On friday @plankers sent this Tweet:” 2.5″ 10k disk is as fast as a 3.5″ 15K disk. Did not know that, thanks @Compellent #TechFieldDay“! yes, it sound a little bit strange and it is inaccurate but twitter’s 140 chars limit doesn’t help to fully explain the whole story.

Simply put, this result is achieved positioning most accessed data on the outer tracks of the disks but, after this Tweet, a furious quarrel started about doubts some competing vendors raised. The discussion was closed by the storage anarchist and alextangent with twitts like: “the math (& observed reality) doesn’t support the mktg BS. BTW the BEST data placement is MIDDLE of platter” and   “mid-platter data placement well understood since winchester tech 1st appeared; 1970-80s!” …. But it’s not finished yet!

Well, they tried to do some unrealistic FUD stating that Compellent’s Fast track is based on wrong concepts and it doesn’t work!

A short prologue
Compellent has a software feature called Fast Track. This features is used, with success, by many Compellent customers to get more IOPS per disk! It works and satisfied customers can confirm this.
I wrote a lot on FT in the past and you can find articles in my blog by clicking hereherehere or searching “fast track” for a full list.
You can also find a nice and illuminating video about Fast Track on the Compellent’s website.

How is it possible?
It’ simple Compellent Storage Center is a next generation storage system and was architected less then 10 years ago (not in 80s o even in 70s!).
The Compellent architecture is not comparable to old generation (i.e.: clariion or V-Max) arrays because it redefines the basic concepts about how data blocks are stored and managed!  Comparing Compellent’s storage architecture to the EMC’s arrays architecture equals to compare Technology and Archeology!

When Barry and Alex say that they get the best performance from the array positioning most accessed data blocks on the middle of the disk they speak about technologies of the last century: (winchester disks: 40 years ago!), arrays (designed on archaic raid techniques) and very old algorithms (those you’ll likely find in the base foundation of old generation arrays)… so we must admit we are speaking about archeology surely not about nowdays technology!

The options are two: These guys are biased or they ignore how Compellent works (probably both).

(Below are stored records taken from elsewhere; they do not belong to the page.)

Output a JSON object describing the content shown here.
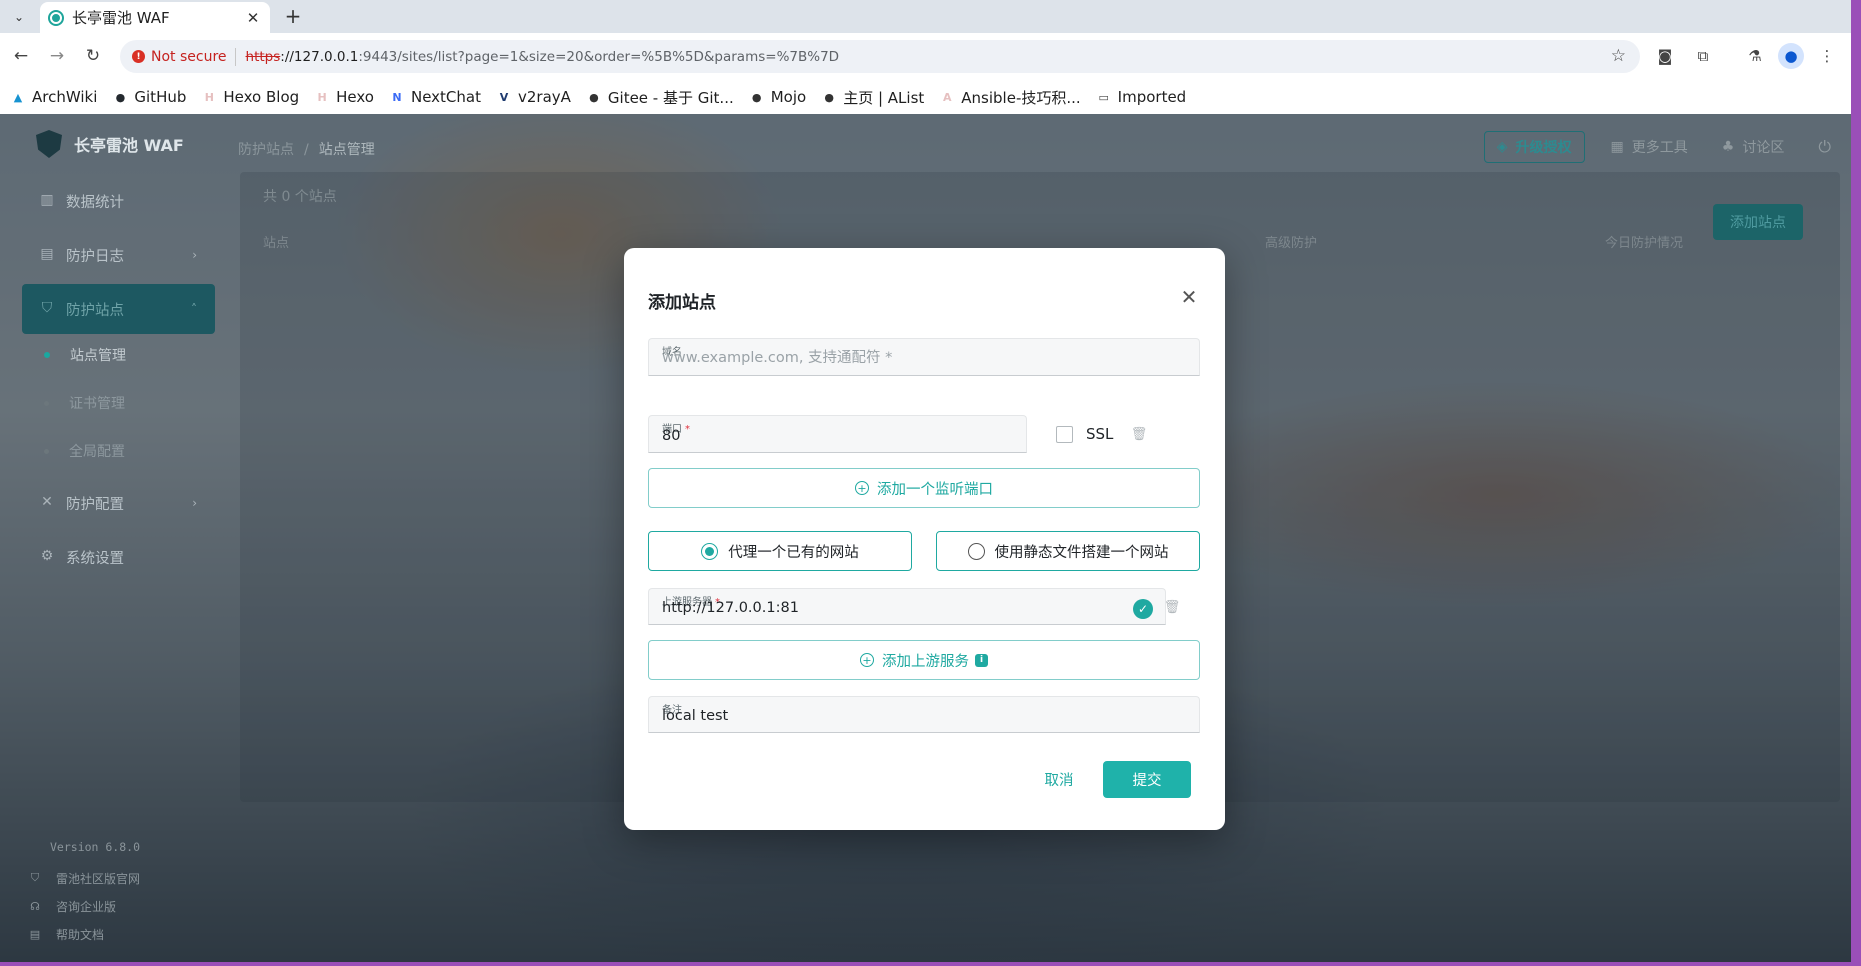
{
  "browser": {
    "tab_title": "长亭雷池 WAF",
    "tab_close": "✕",
    "new_tab": "+",
    "security_label": "Not secure",
    "url_scheme": "https",
    "url_host": "://127.0.0.1",
    "url_rest": ":9443/sites/list?page=1&size=20&order=%5B%5D&params=%7B%7D",
    "bookmarks": [
      {
        "label": "ArchWiki",
        "icon": "archlinux-icon",
        "color": "#1793d1"
      },
      {
        "label": "GitHub",
        "icon": "github-icon",
        "color": "#24292f"
      },
      {
        "label": "Hexo Blog",
        "icon": "hexo-icon",
        "color": "#e6c0c0"
      },
      {
        "label": "Hexo",
        "icon": "hexo-icon",
        "color": "#e6c0c0"
      },
      {
        "label": "NextChat",
        "icon": "nextchat-icon",
        "color": "#3b6bf5"
      },
      {
        "label": "v2rayA",
        "icon": "v2raya-icon",
        "color": "#1f3b70"
      },
      {
        "label": "Gitee - 基于 Git...",
        "icon": "gitee-icon",
        "color": "#333333"
      },
      {
        "label": "Mojo",
        "icon": "mojo-icon",
        "color": "#333333"
      },
      {
        "label": "主页 | AList",
        "icon": "alist-icon",
        "color": "#333333"
      },
      {
        "label": "Ansible-技巧积...",
        "icon": "ansible-icon",
        "color": "#e6c0c0"
      },
      {
        "label": "Imported",
        "icon": "folder-icon",
        "color": "#444444"
      }
    ]
  },
  "app": {
    "brand": "长亭雷池 WAF",
    "breadcrumb": {
      "parent": "防护站点",
      "sep": "/",
      "current": "站点管理"
    },
    "top_actions": {
      "upgrade": "升级授权",
      "more_tools": "更多工具",
      "forum": "讨论区"
    },
    "sidebar": {
      "items": [
        {
          "label": "数据统计",
          "icon": "bar-chart-icon"
        },
        {
          "label": "防护日志",
          "icon": "log-icon"
        },
        {
          "label": "防护站点",
          "icon": "shield-icon"
        },
        {
          "label": "防护配置",
          "icon": "tools-icon"
        },
        {
          "label": "系统设置",
          "icon": "gear-icon"
        }
      ],
      "sub_items": [
        "站点管理",
        "证书管理",
        "全局配置"
      ],
      "version": "Version 6.8.0",
      "footer_links": [
        "雷池社区版官网",
        "咨询企业版",
        "帮助文档"
      ]
    },
    "content": {
      "site_count": "共 0 个站点",
      "add_site": "添加站点",
      "columns": [
        "站点",
        "高级防护",
        "今日防护情况"
      ]
    }
  },
  "modal": {
    "title": "添加站点",
    "domain": {
      "label": "域名",
      "placeholder": "www.example.com, 支持通配符 *",
      "value": ""
    },
    "port": {
      "label": "端口",
      "required": "*",
      "value": "80"
    },
    "ssl_label": "SSL",
    "add_port": "添加一个监听端口",
    "mode_options": [
      {
        "label": "代理一个已有的网站",
        "selected": true
      },
      {
        "label": "使用静态文件搭建一个网站",
        "selected": false
      }
    ],
    "upstream": {
      "label": "上游服务器",
      "required": "*",
      "value": "http://127.0.0.1:81"
    },
    "add_upstream": "添加上游服务",
    "remark": {
      "label": "备注",
      "value": "local test"
    },
    "cancel": "取消",
    "submit": "提交",
    "accent_color": "#1fb2aa"
  }
}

Fast track works because it is integrated with data progression: a true Fully Automated Storage Tiering available since years, not a feature like EMC’s FASTv2 promised more than 1.5 years ago! You can’t expect automatic data placement optimization (like fast track) from companies that can’t offer a true Automtated Tiered Storage.

In vitro Vs. real life
We have studied and tested all the Compellent software features intensively before start to sell these systems in Italy two years ago and I can say that fast track works: we have a lot of documentation on this and we achieved more than 30% improvements after having enabled it on our system.
The world is not perfect and 30%, sometimes, drops down to 20 or even 15: it depends on the number of the hosts and the applications involved but this anyway means that you can buy up to 20% less disks!

Now, if I add my 20% to a 10/12% of 2,5″ Vs. 3,5″ (improvement in IOPS due to the less latency), I get more or less 30/32% improvement. That’s why a 10K/2,5″ disks “equals” a 15K/3,5″ IOPS!

Obviously I’m not telling you a 2.5″ 10k disk is as fast as a 3.5″ 15K disk. But we can say that the fastest tracks of a 10K RPM 2,5″ disk can give you the same average IOPS a 15K RPM 3,5″ disk can offer… If you can use them the right way.

Last, but not least, Barry where do EMC arrays write the most accessed data blocks? I hope automagically in the middle of the disk! Because a Compellent’s array can decide where to put most accessed data but I’m not sure Clariions and VMaxes can!